Catatan Akhir Tahun 2025: Menilai Radikalisme dan Anti-Toleransi di Indonesia

4 hours ago 8

loading...

Ridwan al-Makassary, Direktur Center of Muslim Politics and World Society (COMPOSE) FoSS UIII. Foto/Dok.SindoNews

Ridwan al-Makassary

Direktur Center of Muslim Politics and World Society (COMPOSE) FoSS UIII

PADA 2025, radikalisme dan anti-toleransi di Indonesia tidak lagi dapat dibingkai hanya melalui lensa terorisme dan ekstremisme kekerasan seperti yang jamak dilakukan pada tahun-tahun sebelumnya. Jika tetap bergeming dengan mengaplikasikan bingkai tersebut, maka, resiko yang akan terbit adalah pengaburan lebih banyak hal daripada yang dapat diungkapkannya.

Apa yang dihadapi Indonesia dewasa ini bukan hanya tentang kegigihan ide-ide radikal, tetapi konfigurasi ulang yang telah tertanam secara sosial, dimediasi secara digital, dan ambivalen secara politik. Karenanya, tugas di hadapan kita tidak hanya untuk mengukur ancaman radikalisme, tetapi untuk memahami konteks dari sebuah perspektif yang lebih luas.

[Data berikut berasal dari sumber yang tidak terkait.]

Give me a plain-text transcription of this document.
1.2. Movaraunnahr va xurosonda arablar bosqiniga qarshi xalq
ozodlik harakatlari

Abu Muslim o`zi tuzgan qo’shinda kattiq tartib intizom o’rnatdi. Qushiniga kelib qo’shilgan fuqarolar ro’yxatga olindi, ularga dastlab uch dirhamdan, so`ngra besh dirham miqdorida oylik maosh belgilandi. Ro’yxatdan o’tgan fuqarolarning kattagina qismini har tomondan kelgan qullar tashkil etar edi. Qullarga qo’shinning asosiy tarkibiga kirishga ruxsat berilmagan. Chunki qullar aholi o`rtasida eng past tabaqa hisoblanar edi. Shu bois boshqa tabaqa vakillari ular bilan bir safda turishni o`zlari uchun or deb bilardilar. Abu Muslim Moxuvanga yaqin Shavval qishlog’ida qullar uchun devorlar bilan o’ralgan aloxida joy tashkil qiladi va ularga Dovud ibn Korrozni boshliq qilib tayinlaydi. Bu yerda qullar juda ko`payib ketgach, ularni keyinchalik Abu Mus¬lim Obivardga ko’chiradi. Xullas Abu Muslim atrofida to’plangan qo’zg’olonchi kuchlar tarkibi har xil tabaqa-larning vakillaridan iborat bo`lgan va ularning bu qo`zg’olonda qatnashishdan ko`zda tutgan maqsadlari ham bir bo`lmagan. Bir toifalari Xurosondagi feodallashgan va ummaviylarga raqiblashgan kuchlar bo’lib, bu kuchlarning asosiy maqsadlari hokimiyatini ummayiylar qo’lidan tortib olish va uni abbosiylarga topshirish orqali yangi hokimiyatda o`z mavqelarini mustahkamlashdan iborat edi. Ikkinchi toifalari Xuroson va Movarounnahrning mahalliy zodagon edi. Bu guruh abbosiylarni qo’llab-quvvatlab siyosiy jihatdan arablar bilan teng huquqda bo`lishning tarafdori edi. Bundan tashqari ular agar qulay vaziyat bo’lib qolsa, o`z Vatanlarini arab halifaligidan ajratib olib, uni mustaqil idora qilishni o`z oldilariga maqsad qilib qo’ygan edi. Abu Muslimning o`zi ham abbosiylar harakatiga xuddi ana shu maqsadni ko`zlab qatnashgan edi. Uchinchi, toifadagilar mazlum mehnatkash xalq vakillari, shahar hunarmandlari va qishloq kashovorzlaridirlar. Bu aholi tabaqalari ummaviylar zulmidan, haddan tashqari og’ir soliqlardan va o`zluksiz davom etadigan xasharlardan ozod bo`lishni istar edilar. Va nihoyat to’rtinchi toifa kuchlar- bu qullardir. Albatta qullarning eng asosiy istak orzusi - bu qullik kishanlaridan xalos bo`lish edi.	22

Indonesia, tidak diragukan, telah lama dipuji karena kapasitasnya dalam mengelola keragaman melalui perpaduan pragmatis antara ideologi negara, moderasi beragama, dan keterlibatan masyarakat sipil. Lebih jauh, Pancasila, ormas-ormas keagamaan dan non-keagamaan, dan kearifan lokal telah berfungsi dengan baik sebagai peredam gegar budaya.

Namun, ketahanan tidak boleh disalahartikan sebagai kekebalan. Radikalisme di tahun 2025 dapat bertahan bukan karena Indonesia gagal, tetapi karena telah terjadi sejumlah pergeseran.

Pergeseran pertama adalah generasi. Radikalisme tidak lagi ditransmisikan melalui lingkaran studi klandestin atau jaringan jihadis transnasional. Juga, tidak lagi melalui halaqah kaum pengasong khilafah dan pengusung sunnah rasul yang ketat di masjid-masjid.

Malahan, ia semakin beredar dan menyebar melalui ekosistem media sosial yang menghargai kemarahan, penyederhanaan, dan kepastian moral. Bagi generasi muda Indonesia, generasi milenial dan generasi Z, banyak di antaranya sadar politik tetapi tidak percaya secara institusional.

Mereka ini rawan terpapar narasi radikal melalui digitalisasi yang menawarkan kejelasan di tengah keruwetan narasi. Narasi radikal ini tidak selalu menyuarakan kekerasan, atau secara eksplisit anti-negara, tetapi acap juga muncul sebagai absolutisme moral, politik identitas eksklusif, atau pembacaan konspirasi kehidupan nasional.